In 1776, we did not have running water, light bulbs, electricity, or gas stoves in our homes. We had no insulin, no penicillin, and no X-rays. We did not have cars, and we certainly didn’t have planes. We didn’t have trains or even horse-drawn streetcars.
In 1776, there was no anesthesia. Instead, you were held down and fully conscious during surgery. Surgeons didn’t realize that they needed to wash their hands, and the average American was most likely to die from an infectious disease. We didn’t understand blood types, and blood transfusions could not be safely performed. Infant and maternal mortality were extraordinarily high.

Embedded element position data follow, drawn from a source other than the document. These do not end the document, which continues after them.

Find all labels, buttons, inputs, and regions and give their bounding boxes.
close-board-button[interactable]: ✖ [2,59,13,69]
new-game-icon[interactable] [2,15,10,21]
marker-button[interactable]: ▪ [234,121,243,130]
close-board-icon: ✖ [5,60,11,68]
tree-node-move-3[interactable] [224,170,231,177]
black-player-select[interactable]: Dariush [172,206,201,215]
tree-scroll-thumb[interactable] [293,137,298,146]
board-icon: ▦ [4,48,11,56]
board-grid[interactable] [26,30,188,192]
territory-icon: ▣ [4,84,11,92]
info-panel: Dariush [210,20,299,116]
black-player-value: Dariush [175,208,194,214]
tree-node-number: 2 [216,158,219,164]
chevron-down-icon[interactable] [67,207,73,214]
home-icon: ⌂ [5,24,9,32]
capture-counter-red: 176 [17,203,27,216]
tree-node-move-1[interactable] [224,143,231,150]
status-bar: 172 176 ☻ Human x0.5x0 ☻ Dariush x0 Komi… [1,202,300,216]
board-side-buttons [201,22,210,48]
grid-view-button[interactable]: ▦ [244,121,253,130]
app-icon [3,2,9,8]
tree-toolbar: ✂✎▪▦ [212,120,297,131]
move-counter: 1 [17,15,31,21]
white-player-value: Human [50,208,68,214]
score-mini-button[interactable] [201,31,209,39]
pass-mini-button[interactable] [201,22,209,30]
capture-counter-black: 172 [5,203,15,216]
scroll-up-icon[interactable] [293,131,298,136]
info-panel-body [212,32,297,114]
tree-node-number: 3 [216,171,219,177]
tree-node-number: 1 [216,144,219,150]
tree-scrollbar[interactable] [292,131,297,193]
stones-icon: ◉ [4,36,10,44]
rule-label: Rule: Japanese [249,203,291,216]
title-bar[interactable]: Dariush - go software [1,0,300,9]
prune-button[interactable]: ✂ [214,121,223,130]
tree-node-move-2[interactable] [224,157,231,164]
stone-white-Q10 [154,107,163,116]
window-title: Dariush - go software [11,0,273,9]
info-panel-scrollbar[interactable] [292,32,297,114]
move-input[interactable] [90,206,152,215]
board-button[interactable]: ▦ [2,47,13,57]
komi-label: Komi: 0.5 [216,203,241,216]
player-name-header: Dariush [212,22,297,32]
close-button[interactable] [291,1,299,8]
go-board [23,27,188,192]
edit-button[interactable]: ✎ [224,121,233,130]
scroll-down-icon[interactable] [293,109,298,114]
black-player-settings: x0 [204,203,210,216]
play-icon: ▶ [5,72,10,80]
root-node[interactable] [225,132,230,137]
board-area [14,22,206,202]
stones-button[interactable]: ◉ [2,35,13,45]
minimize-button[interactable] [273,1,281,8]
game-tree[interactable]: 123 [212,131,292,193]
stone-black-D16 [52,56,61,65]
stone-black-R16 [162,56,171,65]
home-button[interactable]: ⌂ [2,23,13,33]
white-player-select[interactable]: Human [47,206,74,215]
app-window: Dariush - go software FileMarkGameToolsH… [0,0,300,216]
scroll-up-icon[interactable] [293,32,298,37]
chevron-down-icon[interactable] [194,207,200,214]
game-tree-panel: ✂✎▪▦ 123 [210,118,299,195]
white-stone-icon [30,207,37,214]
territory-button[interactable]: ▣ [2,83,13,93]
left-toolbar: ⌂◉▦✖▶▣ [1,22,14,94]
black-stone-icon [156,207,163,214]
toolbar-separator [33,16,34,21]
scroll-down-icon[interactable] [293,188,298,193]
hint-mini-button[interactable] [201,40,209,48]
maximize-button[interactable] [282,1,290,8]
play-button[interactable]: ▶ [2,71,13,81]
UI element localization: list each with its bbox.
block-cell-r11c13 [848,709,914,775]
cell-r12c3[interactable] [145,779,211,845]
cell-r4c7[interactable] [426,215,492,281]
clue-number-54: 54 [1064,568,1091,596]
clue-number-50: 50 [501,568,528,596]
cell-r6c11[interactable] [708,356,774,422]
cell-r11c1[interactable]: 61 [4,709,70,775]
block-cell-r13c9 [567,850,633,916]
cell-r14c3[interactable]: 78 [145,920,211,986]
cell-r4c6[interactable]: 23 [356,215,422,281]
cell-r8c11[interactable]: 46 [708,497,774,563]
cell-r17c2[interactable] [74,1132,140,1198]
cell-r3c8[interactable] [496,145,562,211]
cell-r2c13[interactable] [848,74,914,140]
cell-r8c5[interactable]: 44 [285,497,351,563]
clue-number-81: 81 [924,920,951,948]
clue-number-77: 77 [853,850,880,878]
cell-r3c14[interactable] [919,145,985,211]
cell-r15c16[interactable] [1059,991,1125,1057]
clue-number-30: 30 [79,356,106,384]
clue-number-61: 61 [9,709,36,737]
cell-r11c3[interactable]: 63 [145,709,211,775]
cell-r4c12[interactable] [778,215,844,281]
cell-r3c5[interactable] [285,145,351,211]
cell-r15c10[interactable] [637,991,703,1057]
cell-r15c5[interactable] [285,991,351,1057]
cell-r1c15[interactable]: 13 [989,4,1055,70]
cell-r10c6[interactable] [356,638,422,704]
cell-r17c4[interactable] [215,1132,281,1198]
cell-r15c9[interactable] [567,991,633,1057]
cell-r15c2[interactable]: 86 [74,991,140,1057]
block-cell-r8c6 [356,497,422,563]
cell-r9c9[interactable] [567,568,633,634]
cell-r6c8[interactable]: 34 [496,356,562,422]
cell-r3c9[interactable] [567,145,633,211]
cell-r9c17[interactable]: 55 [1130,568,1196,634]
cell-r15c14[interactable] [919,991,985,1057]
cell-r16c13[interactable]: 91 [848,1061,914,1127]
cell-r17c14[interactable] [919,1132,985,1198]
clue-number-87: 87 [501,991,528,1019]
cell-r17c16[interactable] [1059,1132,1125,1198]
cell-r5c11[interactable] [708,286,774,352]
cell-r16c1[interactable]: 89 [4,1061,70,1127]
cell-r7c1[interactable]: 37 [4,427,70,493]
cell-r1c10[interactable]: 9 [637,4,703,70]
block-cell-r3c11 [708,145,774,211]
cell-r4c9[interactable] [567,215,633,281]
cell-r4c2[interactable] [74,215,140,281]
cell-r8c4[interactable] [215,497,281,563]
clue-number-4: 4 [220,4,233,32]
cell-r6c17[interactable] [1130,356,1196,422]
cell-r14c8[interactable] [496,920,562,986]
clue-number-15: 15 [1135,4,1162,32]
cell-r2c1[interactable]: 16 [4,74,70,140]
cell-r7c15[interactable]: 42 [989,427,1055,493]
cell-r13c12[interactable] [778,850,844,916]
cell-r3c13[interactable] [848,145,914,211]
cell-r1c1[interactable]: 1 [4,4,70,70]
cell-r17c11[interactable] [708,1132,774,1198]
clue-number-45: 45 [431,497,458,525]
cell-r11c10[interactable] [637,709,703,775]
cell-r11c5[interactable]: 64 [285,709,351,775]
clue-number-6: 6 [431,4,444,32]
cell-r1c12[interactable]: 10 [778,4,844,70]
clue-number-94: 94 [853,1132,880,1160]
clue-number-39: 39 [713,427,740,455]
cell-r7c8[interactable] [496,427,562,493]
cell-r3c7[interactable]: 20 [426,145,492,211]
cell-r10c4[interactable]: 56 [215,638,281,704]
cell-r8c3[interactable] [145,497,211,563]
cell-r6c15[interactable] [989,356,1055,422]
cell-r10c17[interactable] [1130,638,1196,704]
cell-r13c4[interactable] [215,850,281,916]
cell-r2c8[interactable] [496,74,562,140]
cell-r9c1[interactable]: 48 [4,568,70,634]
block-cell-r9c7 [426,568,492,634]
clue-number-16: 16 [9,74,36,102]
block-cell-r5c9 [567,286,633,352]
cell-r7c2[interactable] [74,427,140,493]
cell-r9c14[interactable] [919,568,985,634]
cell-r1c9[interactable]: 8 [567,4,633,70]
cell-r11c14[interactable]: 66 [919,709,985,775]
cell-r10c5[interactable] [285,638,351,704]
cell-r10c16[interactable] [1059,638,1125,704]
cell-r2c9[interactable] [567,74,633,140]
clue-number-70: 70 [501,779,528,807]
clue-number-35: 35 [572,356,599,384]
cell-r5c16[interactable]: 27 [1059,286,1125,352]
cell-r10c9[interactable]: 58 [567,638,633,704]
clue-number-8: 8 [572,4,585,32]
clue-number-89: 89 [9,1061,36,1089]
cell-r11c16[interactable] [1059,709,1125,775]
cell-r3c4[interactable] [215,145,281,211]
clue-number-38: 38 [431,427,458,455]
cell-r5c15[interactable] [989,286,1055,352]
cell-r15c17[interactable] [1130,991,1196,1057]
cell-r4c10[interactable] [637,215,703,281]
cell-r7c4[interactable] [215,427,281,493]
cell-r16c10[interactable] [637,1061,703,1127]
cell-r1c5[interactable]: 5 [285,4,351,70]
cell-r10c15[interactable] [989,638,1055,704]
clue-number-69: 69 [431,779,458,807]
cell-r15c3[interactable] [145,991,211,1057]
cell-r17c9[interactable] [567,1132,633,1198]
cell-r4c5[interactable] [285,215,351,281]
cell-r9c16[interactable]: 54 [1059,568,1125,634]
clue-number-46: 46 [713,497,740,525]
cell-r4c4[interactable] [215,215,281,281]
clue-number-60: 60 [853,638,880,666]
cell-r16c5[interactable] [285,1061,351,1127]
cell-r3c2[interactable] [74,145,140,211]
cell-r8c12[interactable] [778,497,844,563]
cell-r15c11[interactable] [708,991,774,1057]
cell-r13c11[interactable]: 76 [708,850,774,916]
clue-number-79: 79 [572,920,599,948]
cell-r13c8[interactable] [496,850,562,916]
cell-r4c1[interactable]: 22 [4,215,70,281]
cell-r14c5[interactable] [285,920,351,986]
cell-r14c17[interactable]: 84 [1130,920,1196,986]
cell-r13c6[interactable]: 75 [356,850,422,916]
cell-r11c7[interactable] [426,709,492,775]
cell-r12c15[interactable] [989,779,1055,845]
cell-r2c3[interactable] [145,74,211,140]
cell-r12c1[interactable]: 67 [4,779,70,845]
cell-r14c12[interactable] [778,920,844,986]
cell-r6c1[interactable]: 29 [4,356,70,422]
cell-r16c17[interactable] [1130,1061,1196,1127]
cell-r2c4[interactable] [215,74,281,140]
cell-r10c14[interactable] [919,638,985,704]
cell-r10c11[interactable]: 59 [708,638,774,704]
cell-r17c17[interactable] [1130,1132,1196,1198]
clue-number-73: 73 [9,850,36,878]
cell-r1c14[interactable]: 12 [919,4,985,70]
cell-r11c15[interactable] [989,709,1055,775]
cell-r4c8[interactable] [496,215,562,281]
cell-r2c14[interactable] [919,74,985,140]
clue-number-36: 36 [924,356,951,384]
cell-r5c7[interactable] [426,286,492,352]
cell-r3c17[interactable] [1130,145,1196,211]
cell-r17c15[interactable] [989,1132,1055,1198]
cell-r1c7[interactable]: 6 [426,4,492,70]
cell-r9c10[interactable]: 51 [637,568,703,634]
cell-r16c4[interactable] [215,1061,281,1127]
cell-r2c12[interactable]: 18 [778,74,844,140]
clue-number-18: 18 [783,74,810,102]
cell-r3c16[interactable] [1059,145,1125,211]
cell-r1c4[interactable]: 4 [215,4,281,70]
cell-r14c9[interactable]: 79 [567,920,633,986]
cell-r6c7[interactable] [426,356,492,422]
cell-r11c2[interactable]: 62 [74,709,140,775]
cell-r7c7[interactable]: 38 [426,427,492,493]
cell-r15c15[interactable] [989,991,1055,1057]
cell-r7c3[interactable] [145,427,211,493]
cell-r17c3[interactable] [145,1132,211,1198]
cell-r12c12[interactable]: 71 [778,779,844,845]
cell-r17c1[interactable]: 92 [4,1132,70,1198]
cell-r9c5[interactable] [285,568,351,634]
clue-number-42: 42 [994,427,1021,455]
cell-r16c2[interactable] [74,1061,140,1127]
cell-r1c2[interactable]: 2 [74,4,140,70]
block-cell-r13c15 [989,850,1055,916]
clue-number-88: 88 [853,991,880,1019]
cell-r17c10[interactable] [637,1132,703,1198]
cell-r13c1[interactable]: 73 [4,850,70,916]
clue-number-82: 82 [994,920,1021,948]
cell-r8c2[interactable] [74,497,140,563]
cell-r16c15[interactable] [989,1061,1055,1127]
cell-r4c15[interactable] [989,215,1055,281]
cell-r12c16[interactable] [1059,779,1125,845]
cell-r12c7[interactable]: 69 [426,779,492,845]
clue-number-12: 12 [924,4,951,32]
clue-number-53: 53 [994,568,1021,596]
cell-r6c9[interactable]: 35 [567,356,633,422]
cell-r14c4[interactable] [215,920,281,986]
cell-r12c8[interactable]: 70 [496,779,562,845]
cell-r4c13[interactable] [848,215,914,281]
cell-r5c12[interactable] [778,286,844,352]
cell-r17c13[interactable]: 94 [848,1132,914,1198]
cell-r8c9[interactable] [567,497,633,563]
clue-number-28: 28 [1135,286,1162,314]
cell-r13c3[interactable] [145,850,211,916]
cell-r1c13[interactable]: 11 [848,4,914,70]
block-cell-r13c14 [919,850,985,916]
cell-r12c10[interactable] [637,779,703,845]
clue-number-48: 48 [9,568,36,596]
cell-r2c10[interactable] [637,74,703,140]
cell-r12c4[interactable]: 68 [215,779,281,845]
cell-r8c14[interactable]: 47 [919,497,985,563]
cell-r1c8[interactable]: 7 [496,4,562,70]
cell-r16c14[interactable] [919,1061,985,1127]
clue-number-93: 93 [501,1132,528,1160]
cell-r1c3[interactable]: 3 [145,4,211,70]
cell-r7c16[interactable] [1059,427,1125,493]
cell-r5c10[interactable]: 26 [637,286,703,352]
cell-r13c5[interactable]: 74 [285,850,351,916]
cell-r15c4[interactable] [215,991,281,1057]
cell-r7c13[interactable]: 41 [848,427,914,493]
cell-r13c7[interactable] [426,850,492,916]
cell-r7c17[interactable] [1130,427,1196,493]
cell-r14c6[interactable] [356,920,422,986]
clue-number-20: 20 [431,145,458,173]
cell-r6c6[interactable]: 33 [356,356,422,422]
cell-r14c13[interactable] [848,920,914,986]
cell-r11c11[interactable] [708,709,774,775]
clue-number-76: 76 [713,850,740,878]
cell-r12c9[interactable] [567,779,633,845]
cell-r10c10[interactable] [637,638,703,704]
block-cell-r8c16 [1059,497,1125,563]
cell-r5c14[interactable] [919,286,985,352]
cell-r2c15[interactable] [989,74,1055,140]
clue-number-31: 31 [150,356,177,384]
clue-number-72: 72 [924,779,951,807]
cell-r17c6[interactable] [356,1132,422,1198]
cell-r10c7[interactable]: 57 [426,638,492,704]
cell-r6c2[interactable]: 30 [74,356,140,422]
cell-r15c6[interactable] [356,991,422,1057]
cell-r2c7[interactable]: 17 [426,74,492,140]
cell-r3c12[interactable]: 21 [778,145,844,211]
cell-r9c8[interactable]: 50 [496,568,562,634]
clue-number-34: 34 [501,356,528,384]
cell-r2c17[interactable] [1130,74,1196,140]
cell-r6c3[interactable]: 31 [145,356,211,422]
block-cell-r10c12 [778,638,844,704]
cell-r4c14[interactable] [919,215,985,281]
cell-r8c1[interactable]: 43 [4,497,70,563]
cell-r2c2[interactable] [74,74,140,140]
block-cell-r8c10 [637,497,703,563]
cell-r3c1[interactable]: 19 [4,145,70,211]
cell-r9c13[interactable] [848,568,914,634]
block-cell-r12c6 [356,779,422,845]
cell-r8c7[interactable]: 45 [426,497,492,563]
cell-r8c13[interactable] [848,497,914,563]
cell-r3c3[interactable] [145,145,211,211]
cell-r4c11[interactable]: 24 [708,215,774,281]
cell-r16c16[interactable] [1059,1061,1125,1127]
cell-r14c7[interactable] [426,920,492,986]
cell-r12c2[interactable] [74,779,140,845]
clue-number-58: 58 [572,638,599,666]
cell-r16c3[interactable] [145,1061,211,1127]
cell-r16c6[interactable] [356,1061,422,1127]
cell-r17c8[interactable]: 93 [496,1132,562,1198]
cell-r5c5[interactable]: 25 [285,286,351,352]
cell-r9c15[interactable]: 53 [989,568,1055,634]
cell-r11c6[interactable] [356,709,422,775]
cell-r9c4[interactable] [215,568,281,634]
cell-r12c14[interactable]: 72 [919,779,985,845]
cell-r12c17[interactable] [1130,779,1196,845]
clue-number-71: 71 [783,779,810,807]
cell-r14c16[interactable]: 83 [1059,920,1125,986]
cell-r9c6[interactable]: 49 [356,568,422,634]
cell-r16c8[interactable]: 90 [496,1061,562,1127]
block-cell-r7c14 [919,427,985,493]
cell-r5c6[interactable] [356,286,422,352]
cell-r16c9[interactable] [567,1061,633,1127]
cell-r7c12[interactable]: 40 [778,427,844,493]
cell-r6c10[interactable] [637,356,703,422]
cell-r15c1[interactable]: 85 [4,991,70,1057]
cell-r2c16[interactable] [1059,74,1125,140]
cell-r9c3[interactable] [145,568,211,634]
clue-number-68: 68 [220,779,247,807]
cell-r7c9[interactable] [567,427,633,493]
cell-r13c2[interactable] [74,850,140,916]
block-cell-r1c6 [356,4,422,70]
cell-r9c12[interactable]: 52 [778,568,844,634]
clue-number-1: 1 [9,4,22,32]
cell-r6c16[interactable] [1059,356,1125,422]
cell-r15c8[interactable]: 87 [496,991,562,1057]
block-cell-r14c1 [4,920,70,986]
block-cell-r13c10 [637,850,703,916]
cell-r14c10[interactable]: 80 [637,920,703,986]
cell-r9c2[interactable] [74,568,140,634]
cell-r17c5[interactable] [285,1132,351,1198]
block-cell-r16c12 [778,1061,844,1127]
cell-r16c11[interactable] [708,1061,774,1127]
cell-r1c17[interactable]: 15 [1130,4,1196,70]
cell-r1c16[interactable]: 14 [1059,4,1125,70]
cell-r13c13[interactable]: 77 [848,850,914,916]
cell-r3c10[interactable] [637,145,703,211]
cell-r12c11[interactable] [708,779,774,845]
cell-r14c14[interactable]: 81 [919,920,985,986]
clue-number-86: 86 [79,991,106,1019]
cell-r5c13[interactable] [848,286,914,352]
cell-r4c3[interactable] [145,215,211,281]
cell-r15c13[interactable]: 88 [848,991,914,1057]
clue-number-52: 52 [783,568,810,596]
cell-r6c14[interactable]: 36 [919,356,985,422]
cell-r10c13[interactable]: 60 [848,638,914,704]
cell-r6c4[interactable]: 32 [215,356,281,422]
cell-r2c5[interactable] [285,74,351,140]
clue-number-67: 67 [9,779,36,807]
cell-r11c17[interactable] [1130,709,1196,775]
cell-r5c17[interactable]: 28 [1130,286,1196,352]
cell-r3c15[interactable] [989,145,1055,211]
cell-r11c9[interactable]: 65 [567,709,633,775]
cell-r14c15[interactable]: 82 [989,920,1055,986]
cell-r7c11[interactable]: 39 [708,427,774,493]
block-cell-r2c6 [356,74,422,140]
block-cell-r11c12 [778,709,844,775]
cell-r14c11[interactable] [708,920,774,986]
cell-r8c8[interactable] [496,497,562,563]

There was no synthetic fertilizer with which to grow food—we used animal manure—and no refrigeration to store it once harvested. Food supply was limited by season and geography, stretched with salt or smoke or ice.
There was no telegraph. Paul Revere used a horse to warn that the British were coming. Storms arrived with even less warning; there was no weather forecasting. Because there was no real-time coordination across even modest distances, there were no standardized time zones. Every town kept its own time by the sun.